Updating “recommended”#

The “recommended” tag for JupyterLab images is usually a recent weekly image. The image marked “recommended” is guaranteed by SQuaRE to be compatible with other services and materials–such as tutorial or system testing notebooks–that we make available on RSP deployments. Because this process requires quite a bit of checking and sign-off from multiple stakeholders, it is possible that approving a new version for “recommended” may take more than the two weeks (for most deployments) it takes for a weekly image to roll off the default list of images to pull. This can cause the RSP JupyterHub options form to display empty parentheses rather than the correct target version when a user requests a lab container.

This document explains how to circumvent that display bug by changing cachemachine’s values-<instance>.yaml for the appropriate instance when moving the “recommended” tag.

Tagging a new container version#

When a new version is to be approved (after passing through its prior QA and sign-off gates), the “recommended” tag must be updated to point to the new version.

This really is as simple as pulling the new target version, tagging it as recommended, and pushing it again. This is, sadly, necessary — there is no way to tag an image on Docker Hub without pulling and re-pushing it. However, the push will be a no-op, since all the layers are, by definition, already there, so while the pull may be slow, the push will be fast.

The procedure is as follows:

docker pull registry.hub.docker.com/lsstsqre/sciplat-lab:w_2021_33  # or whatever tag
docker tag registry.hub.docker.com/lsstsqre/sciplat-lab:w_2021_33 registry.hub.docker.com/lsstsqre/sciplat-lab:recommended
docker login  # This may require interaction, depending on how you've set up your docker credentials
docker push registry.hub.docker.com/lsstsqre/sciplat-lab:recommended

The DockerHub sqreadmin user could be used for this; however, when the process is not automated (it currently is not), using personal credentials is acceptible.

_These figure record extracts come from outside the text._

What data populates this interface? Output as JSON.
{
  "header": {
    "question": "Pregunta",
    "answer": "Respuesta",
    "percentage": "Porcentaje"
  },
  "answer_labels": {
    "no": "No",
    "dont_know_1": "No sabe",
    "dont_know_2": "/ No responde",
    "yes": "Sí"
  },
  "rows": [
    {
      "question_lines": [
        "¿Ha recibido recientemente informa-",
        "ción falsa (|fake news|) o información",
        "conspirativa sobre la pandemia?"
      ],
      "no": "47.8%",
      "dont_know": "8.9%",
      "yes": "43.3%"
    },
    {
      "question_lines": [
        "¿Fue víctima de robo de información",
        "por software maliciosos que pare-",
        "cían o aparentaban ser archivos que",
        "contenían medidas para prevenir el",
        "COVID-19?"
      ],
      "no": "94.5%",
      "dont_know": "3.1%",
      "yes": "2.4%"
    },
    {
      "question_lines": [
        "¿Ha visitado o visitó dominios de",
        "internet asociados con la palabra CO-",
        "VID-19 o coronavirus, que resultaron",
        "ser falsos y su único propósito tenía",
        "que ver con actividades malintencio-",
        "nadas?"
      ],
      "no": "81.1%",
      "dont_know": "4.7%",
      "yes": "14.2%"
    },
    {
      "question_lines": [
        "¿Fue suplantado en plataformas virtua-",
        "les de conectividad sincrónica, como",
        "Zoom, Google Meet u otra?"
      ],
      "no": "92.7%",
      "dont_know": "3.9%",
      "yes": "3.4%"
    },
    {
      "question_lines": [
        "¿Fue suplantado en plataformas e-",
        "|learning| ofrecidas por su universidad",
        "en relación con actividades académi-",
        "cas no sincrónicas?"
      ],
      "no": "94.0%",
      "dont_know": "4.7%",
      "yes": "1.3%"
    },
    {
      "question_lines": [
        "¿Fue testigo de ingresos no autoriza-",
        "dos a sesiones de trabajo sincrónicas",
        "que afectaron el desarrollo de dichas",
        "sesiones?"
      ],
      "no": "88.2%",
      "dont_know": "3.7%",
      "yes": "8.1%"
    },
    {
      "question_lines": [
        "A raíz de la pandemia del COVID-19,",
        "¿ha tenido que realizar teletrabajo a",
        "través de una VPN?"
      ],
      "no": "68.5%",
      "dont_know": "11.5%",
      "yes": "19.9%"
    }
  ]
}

The sqreadmin DockerHub credentials are within the SQuaRE 1Password credential store.

Updating Phalanx to ensure the “recommended” target is pre-pulled#

In most environments, cachemachine only ensures pulling of the latest two weekly images, and it is therefore not at all unusual for more than two weeks to go by before approving a new version.

Usually this doesn’t matter: the image cache on a node uses a Least Recently Used replacement strategy, and the great majority of users spawn “recommended,” so it’s not going to be purged. However, there is a display bug in the Notebook Aspect spawner form can occur. If a new node has come online after the recommended weekly has rolled out of the weekly list, then, although the new node will pre-pull “recommended”, it will not pre-pull the corresponding weekly by the weekly tag Cachemachine, and therefore the options form, will fail to resolve “recommended” to a particular weekly, which means the description in parentheses after the image name will be empty.

Fortunately, this is easy to fix.

In cachemachine’s values-<instance>.yaml file for the affected environment, go towards the bottom and look in repomen. The first entry will always be of type RubinRepoMan, and will contain the definitions of how many daily, weekly, and release images to prepull.

There are currently only two environments in which we care about keeping the “recommended” target pre-pulled:

IDF Production (data.lsst.cloud)
IDF Integration (data-int.lsst.cloud)

Beneath the RubinRepoMan entry, you should find an entry that looks like:

{
  "type": "SimpleRepoMan",
  "images": [
    {
      "image_url": "registry.hub.docker.com/lsstsqre/sciplat-lab:w_2021_33",
      "name": "Weekly 2021_33"
    }
  ]
}

Replace the tag and image name with the current approved versions.

If you are adding these definitions to an instance that does not already ensure that the target image for “recommended” is always prepulled, add an entry to the repomen list that looks like the above, with current approved versions.

Commit your changes to a git branch, and then create a GitHub pull request to services/cachemachine in Phalanx from that branch. Request that someone review the PR, and then merge it.

Then synchronize cachemachine (using Argo CD) in the correct environment. It is not generally required to wait for a maintenance window to do this, since making this change is low-risk. The cachemachine deployment will automatically restart, and that will kick off any required pulls. Since these pulls will just be pulling “recommended” under a different name, the image will almost certainly already be cached, and therefore the pull will be near-instant. Each pod that starts from the pulled image simply sleeps for one minute and then terminates. After each pod has run and terminated, the Notebook Aspect options form will again show the correct data.